Dijelaskan Iswar, hasil rapat kenaikan tarif angkot dari Rp5.000 menjadi Rp6.500/estafet bukan disesuaikan dengan permintaan Organda. Namun, Iswar kembali menegaskan, angka tersebut telah mengikuti formula penghitungan dari Dirjen Perhubungan Darat. “Kenaikan tarif ini juga banyak faktor. Mulai dari sparepart, kenaikan BBM, hingga biaya perawatan angkot.

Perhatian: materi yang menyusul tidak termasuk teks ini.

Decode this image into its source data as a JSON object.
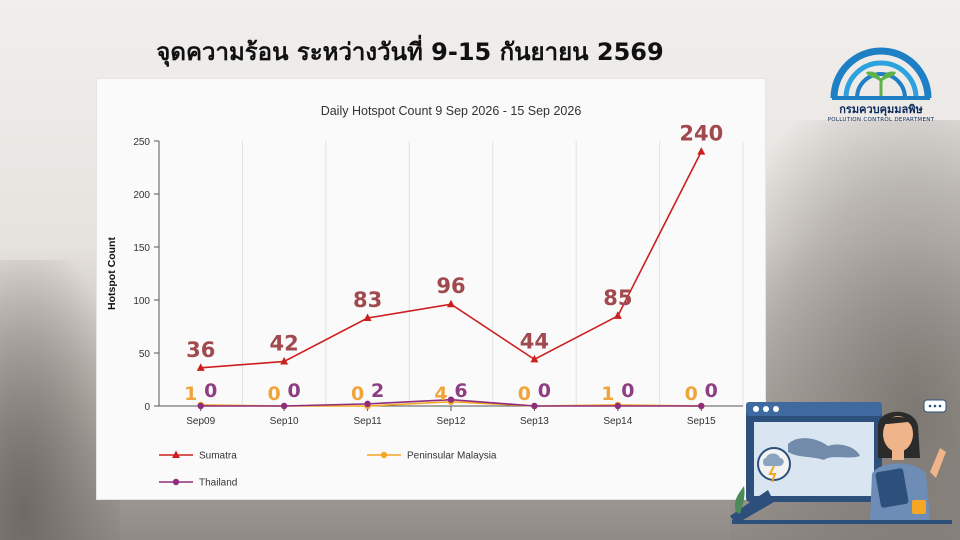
{
  "headline": "จุดความร้อน ระหว่างวันที่ 9-15 กันยายน 2569",
  "logo": {
    "name_th": "กรมควบคุมมลพิษ",
    "name_en": "POLLUTION CONTROL DEPARTMENT",
    "icon": "pcd-logo-icon",
    "ring_color": "#1e7fc4",
    "sprout_color": "#5fb24a"
  },
  "illustration": {
    "icon": "person-with-tablet-weather-dashboard-icon"
  },
  "chart_data": {
    "type": "line",
    "title": "Daily Hotspot Count 9 Sep 2026 - 15 Sep 2026",
    "xlabel": "",
    "ylabel": "Hotspot Count",
    "categories": [
      "Sep09",
      "Sep10",
      "Sep11",
      "Sep12",
      "Sep13",
      "Sep14",
      "Sep15"
    ],
    "ylim": [
      0,
      250
    ],
    "yticks": [
      0,
      50,
      100,
      150,
      200,
      250
    ],
    "grid": "vertical",
    "legend_placement": "bottom",
    "series": [
      {
        "name": "Sumatra",
        "color": "#cc1f1f",
        "marker": "triangle",
        "values": [
          36,
          42,
          83,
          96,
          44,
          85,
          240
        ],
        "label_color": "#a0494f"
      },
      {
        "name": "Peninsular Malaysia",
        "color": "#f5a623",
        "marker": "circle",
        "values": [
          1,
          0,
          0,
          4,
          0,
          1,
          0
        ],
        "label_color": "#f0a53a"
      },
      {
        "name": "Thailand",
        "color": "#8e2c7d",
        "marker": "circle",
        "values": [
          0,
          0,
          2,
          6,
          0,
          0,
          0
        ],
        "label_color": "#8e3e82"
      }
    ]
  }
}
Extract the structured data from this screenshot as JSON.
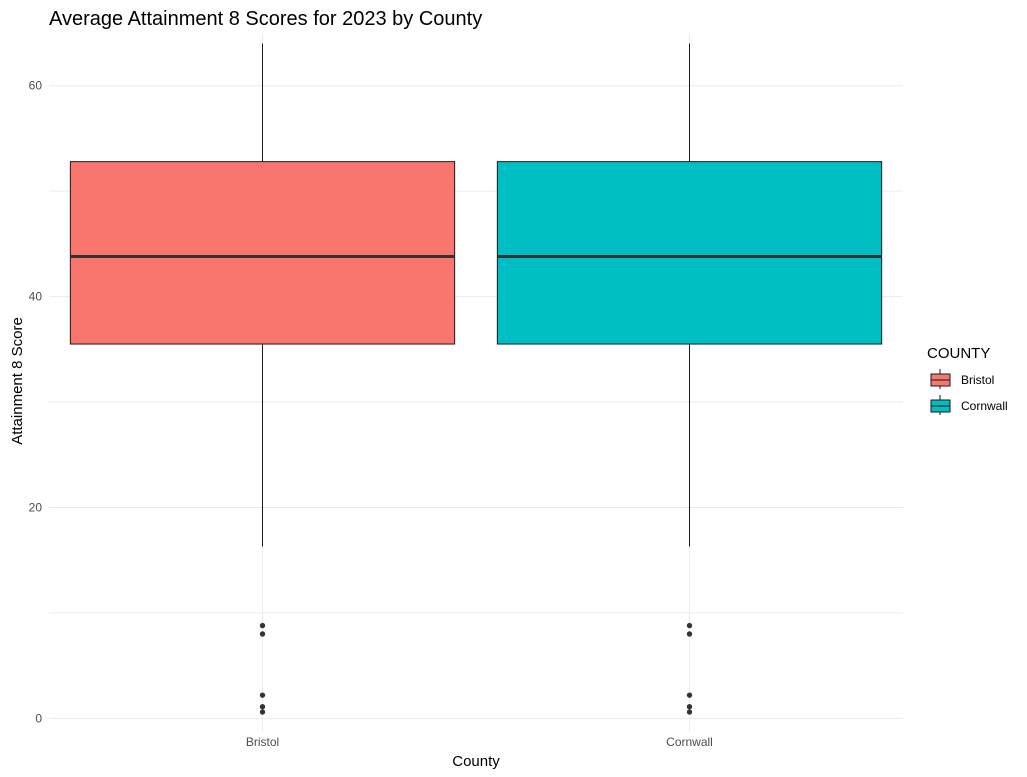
{
  "chart_data": {
    "type": "boxplot",
    "title": "Average Attainment 8 Scores for 2023 by County",
    "xlabel": "County",
    "ylabel": "Attainment 8 Score",
    "categories": [
      "Bristol",
      "Cornwall"
    ],
    "ylim": [
      -1.2,
      65
    ],
    "yticks": [
      0,
      20,
      40,
      60
    ],
    "grid": true,
    "legend": {
      "title": "COUNTY",
      "position": "right",
      "entries": [
        {
          "label": "Bristol",
          "color": "#F8766D"
        },
        {
          "label": "Cornwall",
          "color": "#00BFC4"
        }
      ]
    },
    "series": [
      {
        "category": "Bristol",
        "color": "#F8766D",
        "whisker_low": 16.3,
        "q1": 35.5,
        "median": 43.8,
        "q3": 52.8,
        "whisker_high": 64.0,
        "outliers": [
          8.8,
          8.0,
          2.2,
          1.1,
          0.6
        ]
      },
      {
        "category": "Cornwall",
        "color": "#00BFC4",
        "whisker_low": 16.3,
        "q1": 35.5,
        "median": 43.8,
        "q3": 52.8,
        "whisker_high": 64.0,
        "outliers": [
          8.8,
          8.0,
          2.2,
          1.1,
          0.6
        ]
      }
    ]
  }
}
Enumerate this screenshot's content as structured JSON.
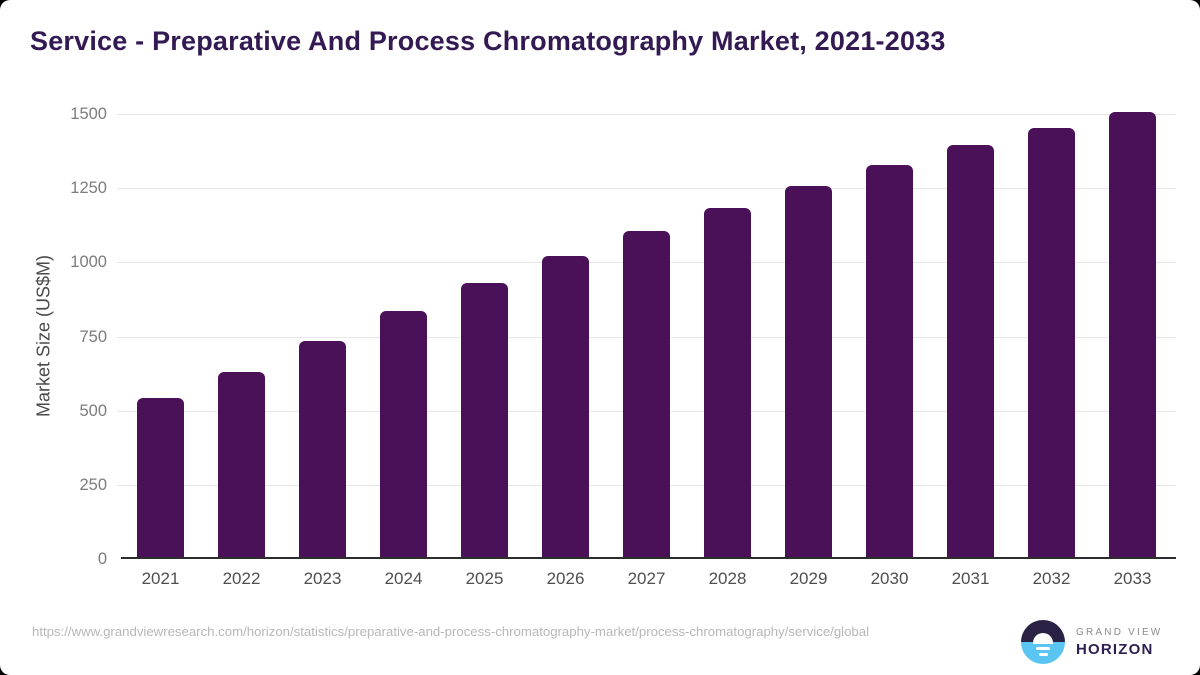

Sehingga setelah sama-sama kita menghitung semua biayanya, kenaikan tarif angkot Rp6.500/estafet,” jelasnya.

Saat disinggung kapan Pemko Medan akan mengeluarkan keputusan resmi terkait perubahan tarif angkot tersebut, Iswar mengaku bahwa pihaknya akan berusaha agar SK tersebut dapat keluar secepatnya. “Tak bosan-bosan kami mengimbau kepada seluruh pengusaha angkot maupun Organda agar tetap melakukan efisiensi operasional, meningkatkan pelayanan, dan mematuhi segala peraturan yang berlaku di Kota Medan,” pungkasnya.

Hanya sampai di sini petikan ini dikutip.